Cette traversée s'effectuera entre l'île norvégienne du Spitzberg et l'Alaska... soit un vol de 3.500 kilomètres. Cette distance sera peut-être rallongée au gré des conditions météorologiques rencontrées. Le ballon est la rozière (du nom de pilâtre de Rozier), un ballon mixte hélium-air chaud. Elle avance aussi grâce au vent.
Il témoigne de la dégradation de la planète
Pendant ce périple audacieux, il doit se livrer à "des mesures scientifiques de CO2, du champ magnétique, des particules en suspension et de l'ozone troposphérique". Il y a quelques mois, Jean-Louis Etienne avait déclaré : "Je souhaite attirer l'attention du monde sur la régression de la banquise et ses conséquences sur la vie des peuples autochtones, la biodiversité arctique et le chaos climatique à l'échelle planétaire qu'engendrerait sa disparition" a précisé le médecin explorateur français. Durant ses expéditions, Jean-Louis Etienne veut en effet témoigner de la dégradation de la Terre en raison de la pollution émise notamment par l'Homme.

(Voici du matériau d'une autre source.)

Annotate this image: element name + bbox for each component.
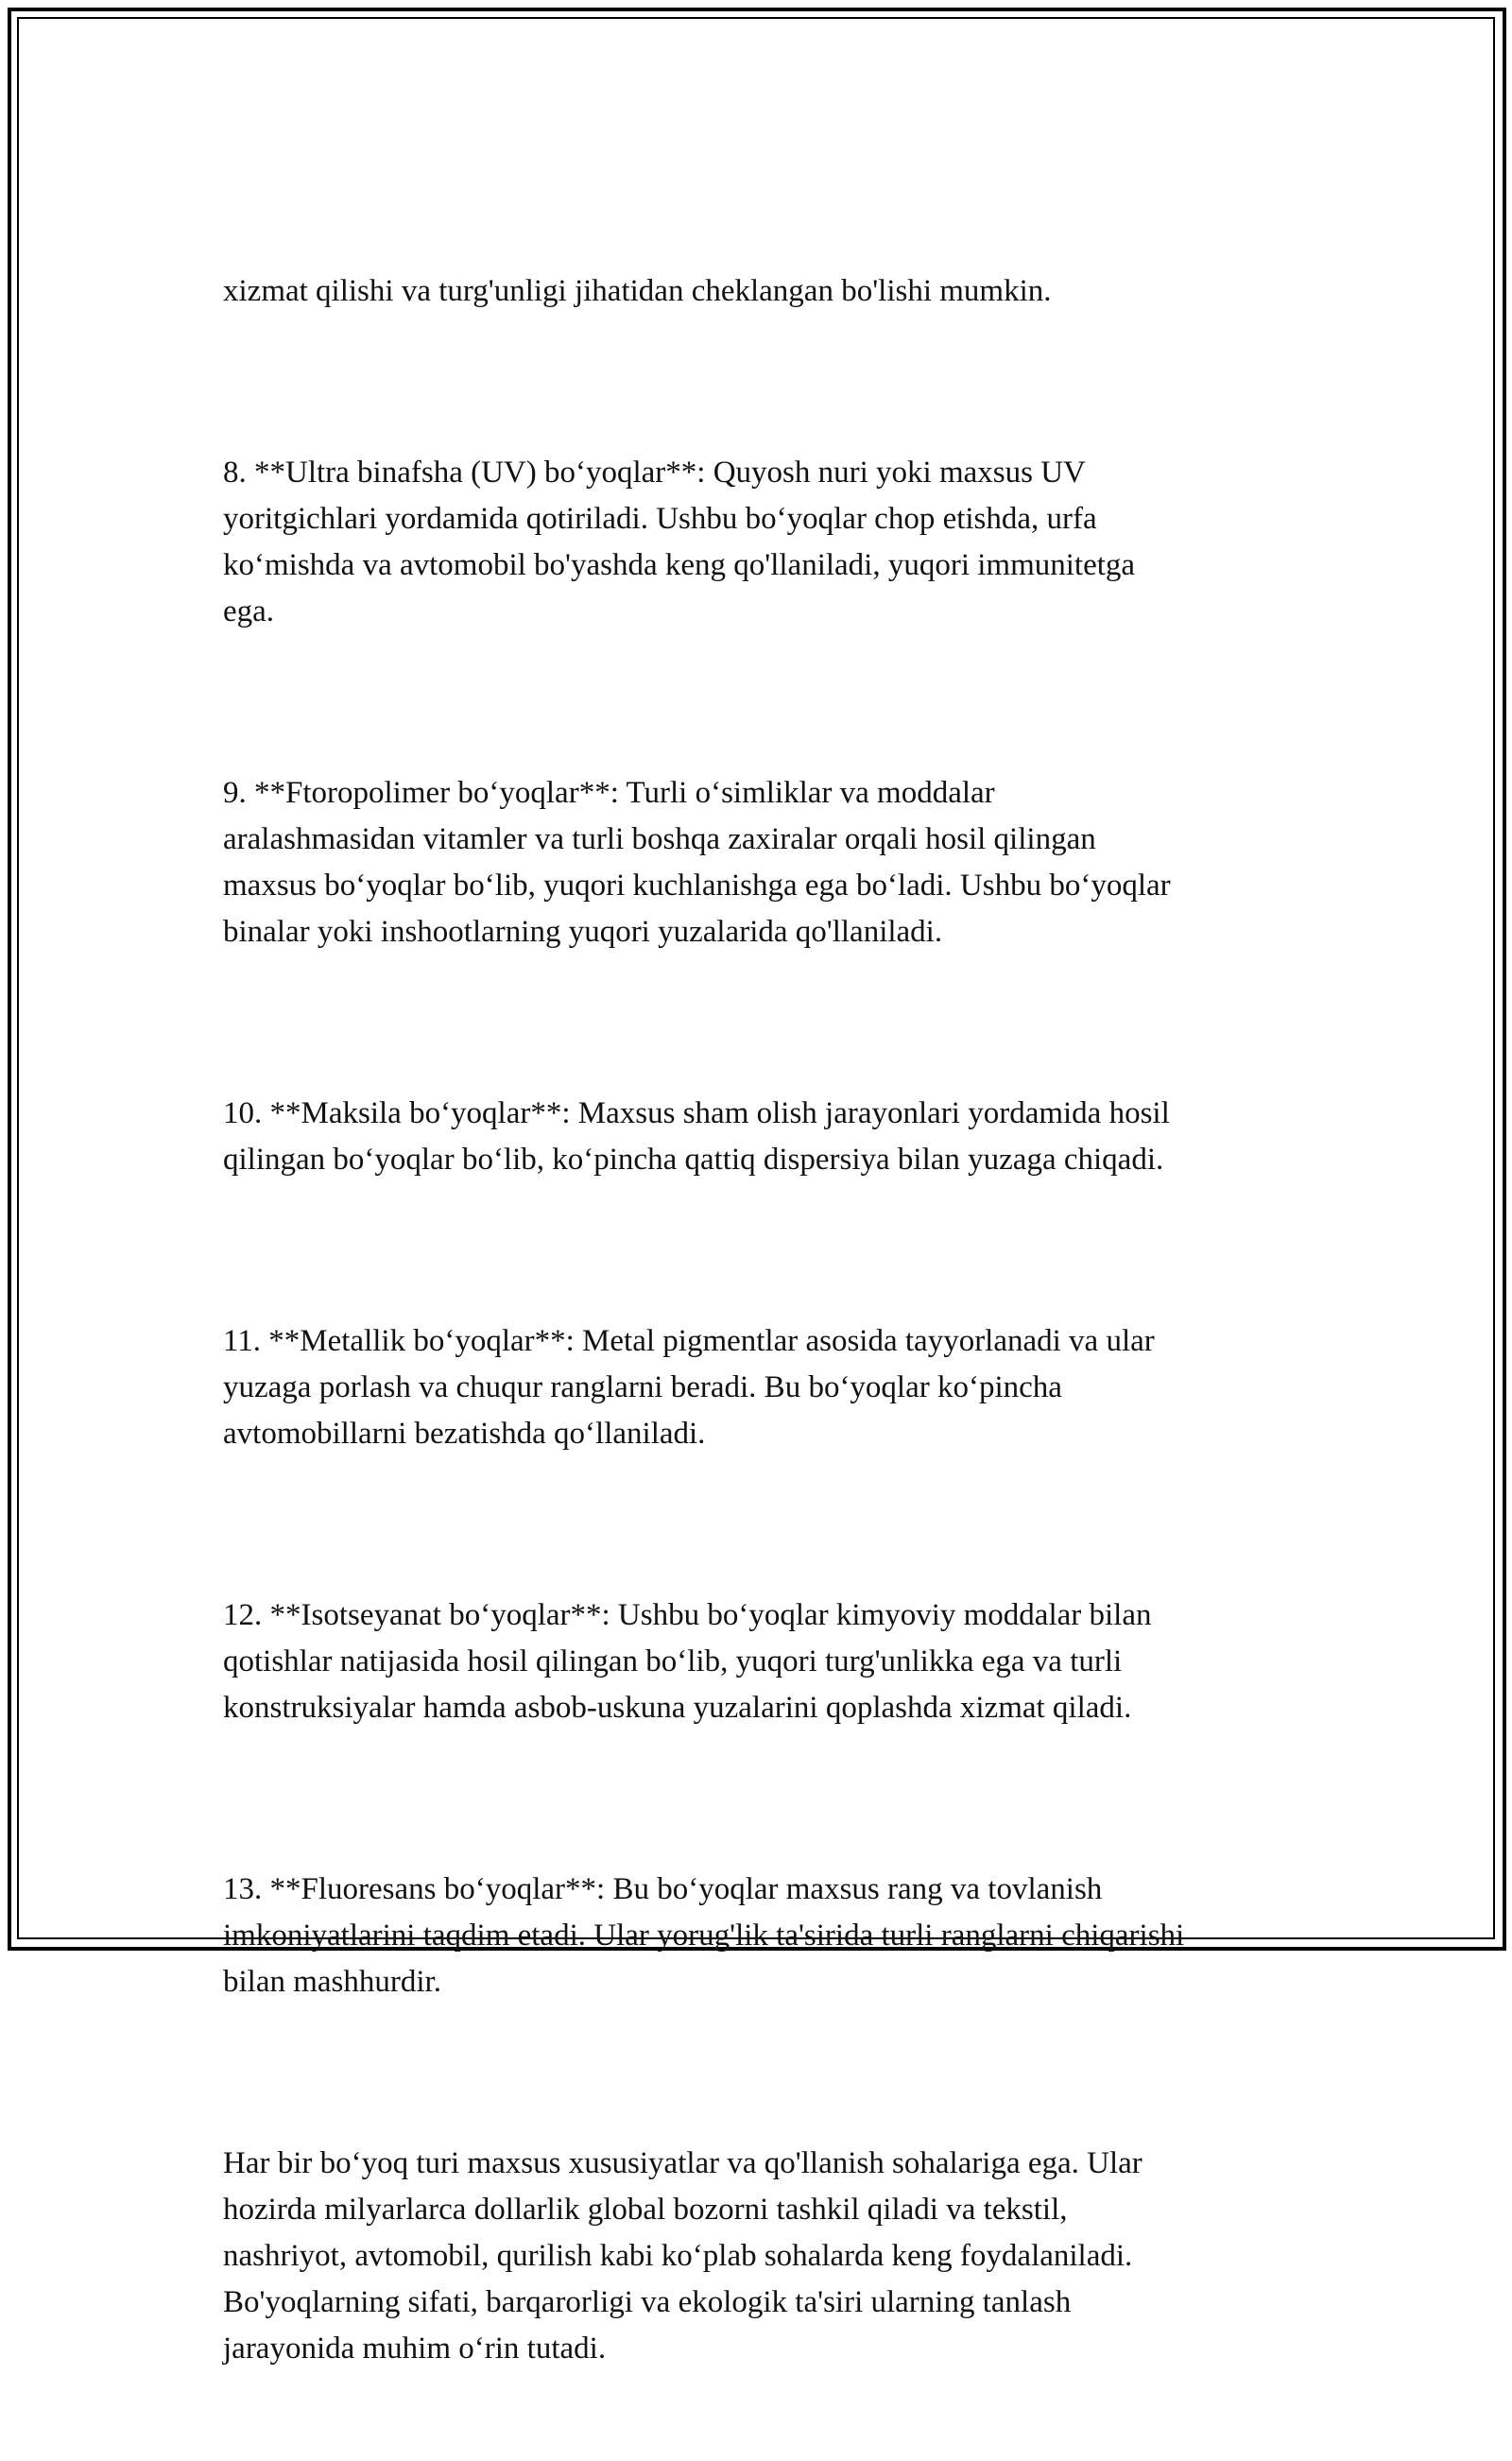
list-item-11-metallic-paints: 11. **Metallik bo‘yoqlar**: Metal pigmentlar asosida tayyorlanadi va ular yuzaga porlash va chuqur ranglarni beradi. Bu bo‘yoqlar ko‘pincha avtomobillarni bezatishda qo‘llaniladi. [223, 1324, 1155, 1451]
conclusion-paragraph: Har bir bo‘yoq turi maxsus xususiyatlar va qo'llanish sohalariga ega. Ular hozirda milyarlarca dollarlik global bozorni tashkil qiladi va tekstil, nashriyot, avtomobil, qurilish kabi ko‘plab sohalarda keng foydalaniladi. Bo'yoqlarning sifati, barqarorligi va ekologik ta'siri ularning tanlash jarayonida muhim o‘rin tutadi. [223, 2146, 1143, 2366]
document-body [223, 176, 1310, 2461]
list-item-13-fluorescent-paints: 13. **Fluoresans bo‘yoqlar**: Bu bo‘yoqlar maxsus rang va tovlanish imkoniyatlarini taqdim etadi. Ular yorug'lik ta'sirida turli ranglarni chiqarishi bilan mashhurdir. [223, 1872, 1185, 1999]
paragraph-continuation: xizmat qilishi va turg'unligi jihatidan cheklangan bo'lishi mumkin. [223, 274, 1052, 308]
list-item-12-isocyanate-paints: 12. **Isotseyanat bo‘yoqlar**: Ushbu bo‘yoqlar kimyoviy moddalar bilan qotishlar natijasida hosil qilingan bo‘lib, yuqori turg'unlikka ega va turli konstruksiyalar hamda asbob-uskuna yuzalarini qoplashda xizmat qiladi. [223, 1598, 1152, 1725]
list-item-9-fluoropolymer-paints: 9. **Ftoropolimer bo‘yoqlar**: Turli o‘simliklar va moddalar aralashmasidan vitamler va turli boshqa zaxiralar orqali hosil qilingan maxsus bo‘yoqlar bo‘lib, yuqori kuchlanishga ega bo‘ladi. Ushbu bo‘yoqlar binalar yoki inshootlarning yuqori yuzalarida qo'llaniladi. [223, 776, 1171, 949]
list-item-8-uv-paints: 8. **Ultra binafsha (UV) bo‘yoqlar**: Quyosh nuri yoki maxsus UV yoritgichlari yordamida qotiriladi. Ushbu bo‘yoqlar chop etishda, urfa ko‘mishda va avtomobil bo'yashda keng qo'llaniladi, yuqori immunitetga ega. [223, 456, 1136, 628]
list-item-10-maksila-paints: 10. **Maksila bo‘yoqlar**: Maxsus sham olish jarayonlari yordamida hosil qilingan bo‘yoqlar bo‘lib, ko‘pincha qattiq dispersiya bilan yuzaga chiqadi. [223, 1096, 1170, 1177]
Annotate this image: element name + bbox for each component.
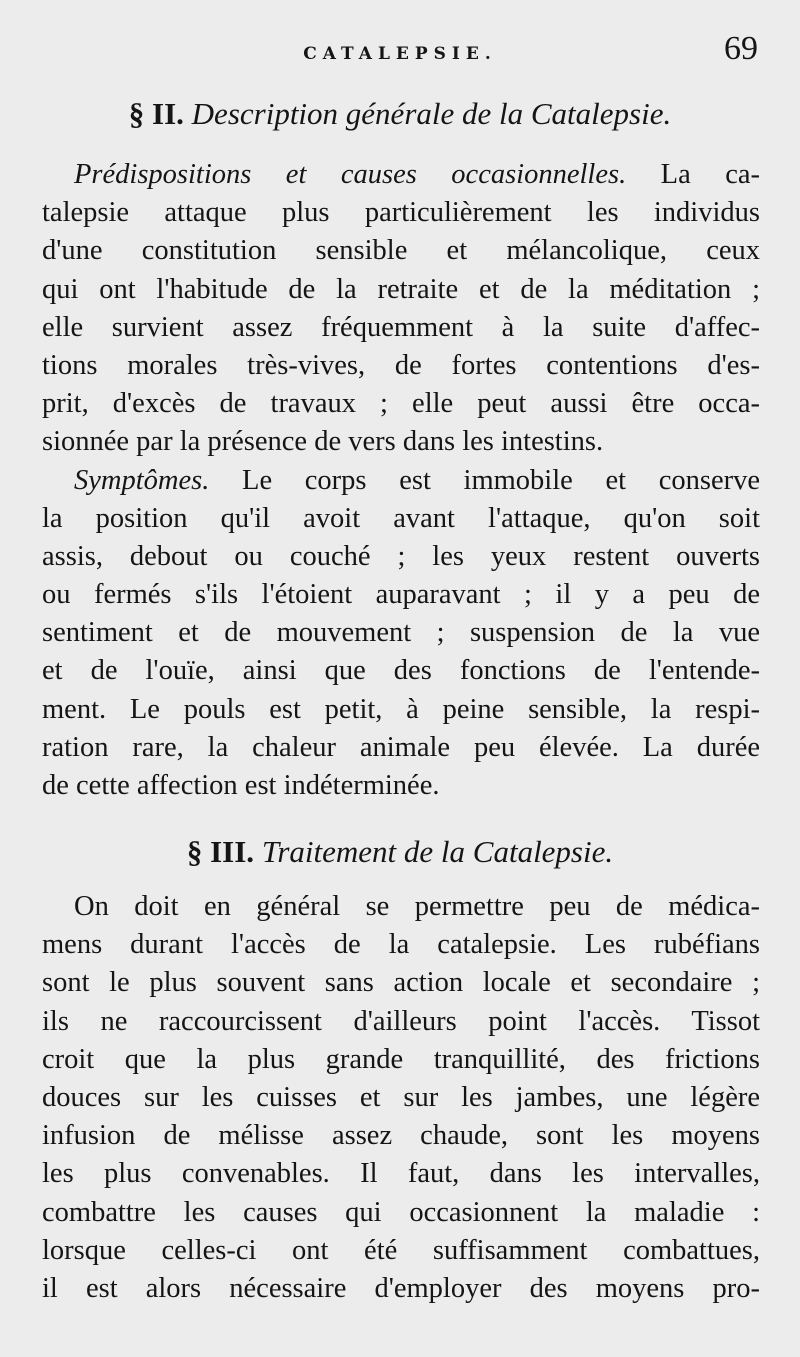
text-line: d'une constitution sensible et mélancolique, ceux	[42, 235, 760, 267]
text-line: talepsie attaque plus particulièrement les individus	[42, 197, 760, 229]
section-heading-treatment	[0, 834, 800, 870]
section-number: § III.	[186, 834, 255, 869]
text-line: la position qu'il avoit avant l'attaque, qu'on soit	[42, 502, 760, 534]
text-line: il est alors nécessaire d'employer des moyens pro-	[42, 1272, 760, 1304]
text-line: croit que la plus grande tranquillité, des frictions	[42, 1043, 760, 1075]
text-line: lorsque celles-ci ont été suffisamment combattues,	[42, 1234, 760, 1266]
text-line: sont le plus souvent sans action locale et secondaire ;	[42, 967, 760, 999]
text-line: les plus convenables. Il faut, dans les intervalles,	[42, 1158, 760, 1190]
section-title: Traitement de la Catalepsie.	[261, 834, 614, 869]
text-line: On doit en général se permettre peu de médica-	[74, 891, 760, 922]
section-title: Description générale de la Catalepsie.	[191, 96, 672, 131]
text-line: de cette affection est indéterminée.	[42, 770, 440, 801]
text-line: et de l'ouïe, ainsi que des fonctions de l'entende-	[42, 655, 760, 687]
running-head: CATALEPSIE.	[303, 44, 497, 64]
text-fragment: Le corps est immobile et conserve	[242, 464, 760, 496]
paragraph-label: Prédispositions et causes occasionnelles.	[74, 159, 627, 190]
section-heading-description	[0, 96, 800, 132]
page-number: 69	[724, 30, 758, 67]
text-fragment: La ca-	[660, 159, 760, 190]
text-line: ou fermés s'ils l'étoient auparavant ; il y a peu de	[42, 579, 760, 611]
text-line: combattre les causes qui occasionnent la maladie :	[42, 1196, 760, 1228]
treatment-text	[42, 888, 760, 1308]
paragraph-first-line	[42, 462, 760, 500]
text-line: douces sur les cuisses et sur les jambes, une légère	[42, 1081, 760, 1113]
text-line: ment. Le pouls est petit, à peine sensible, la respi-	[42, 693, 760, 725]
text-line: tions morales très-vives, de fortes contentions d'es-	[42, 349, 760, 381]
text-line: sentiment et de mouvement ; suspension de la vue	[42, 617, 760, 649]
text-line: infusion de mélisse assez chaude, sont les moyens	[42, 1120, 760, 1152]
text-line: mens durant l'accès de la catalepsie. Les rubéfians	[42, 929, 760, 961]
text-line: prit, d'excès de travaux ; elle peut aussi être occa-	[42, 388, 760, 420]
paragraph-label: Symptômes.	[74, 464, 210, 496]
description-text	[42, 156, 760, 805]
text-line: ils ne raccourcissent d'ailleurs point l'accès. Tissot	[42, 1005, 760, 1037]
text-line: assis, debout ou couché ; les yeux restent ouverts	[42, 540, 760, 572]
section-number: § II.	[128, 96, 184, 131]
text-line: qui ont l'habitude de la retraite et de la méditation ;	[42, 273, 760, 305]
text-line: ration rare, la chaleur animale peu élevée. La durée	[42, 731, 760, 763]
paragraph-first-line	[42, 156, 760, 194]
text-line: elle survient assez fréquemment à la suite d'affec-	[42, 311, 760, 343]
text-line: sionnée par la présence de vers dans les intestins.	[42, 426, 604, 458]
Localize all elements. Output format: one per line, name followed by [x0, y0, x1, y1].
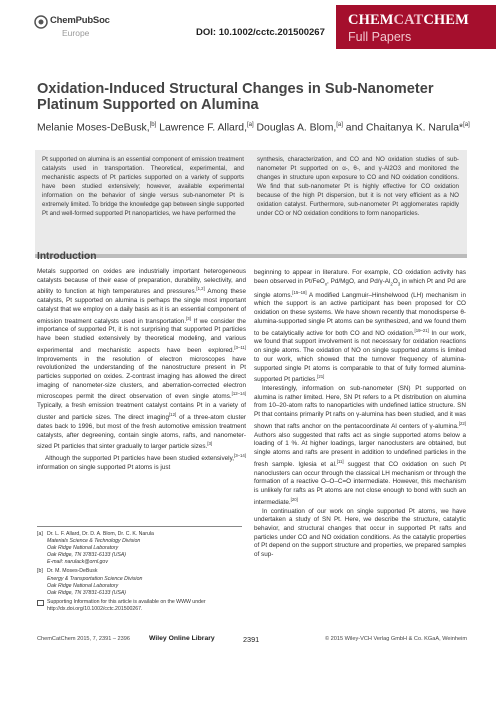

Au cours de cette expédition, il va notamment étudier la mesure du CO2 atmosphérique ou encore celle du champ magnétique terrestre en constante évolution.
La température extérieure variera autour de moins 30°C. A l'intérieur de la nacelle non pressurisée, il fera 15°C grâce à un chauffage au propane. Mais la réserve de ce gaz, qui ne gèle qu'à moins 44°C, n'excédera pas 15 jours.
Il entre dans l'histoire dans les années 80
Rappelons que Jean-Louis Etienne a été le premier homme à atteindre le pôle nord géographique en solitaire dans les années 1980. Il avait mis 63 jours. Depuis, il a enchaîné les expéditions allant du pôle nord au pôle sud, mais aussi dans le Pacifique, sur cet îlot corallien de Clipperton où il avait organisé et coordonné en 2004 et 2005, une formidable expédition naturaliste.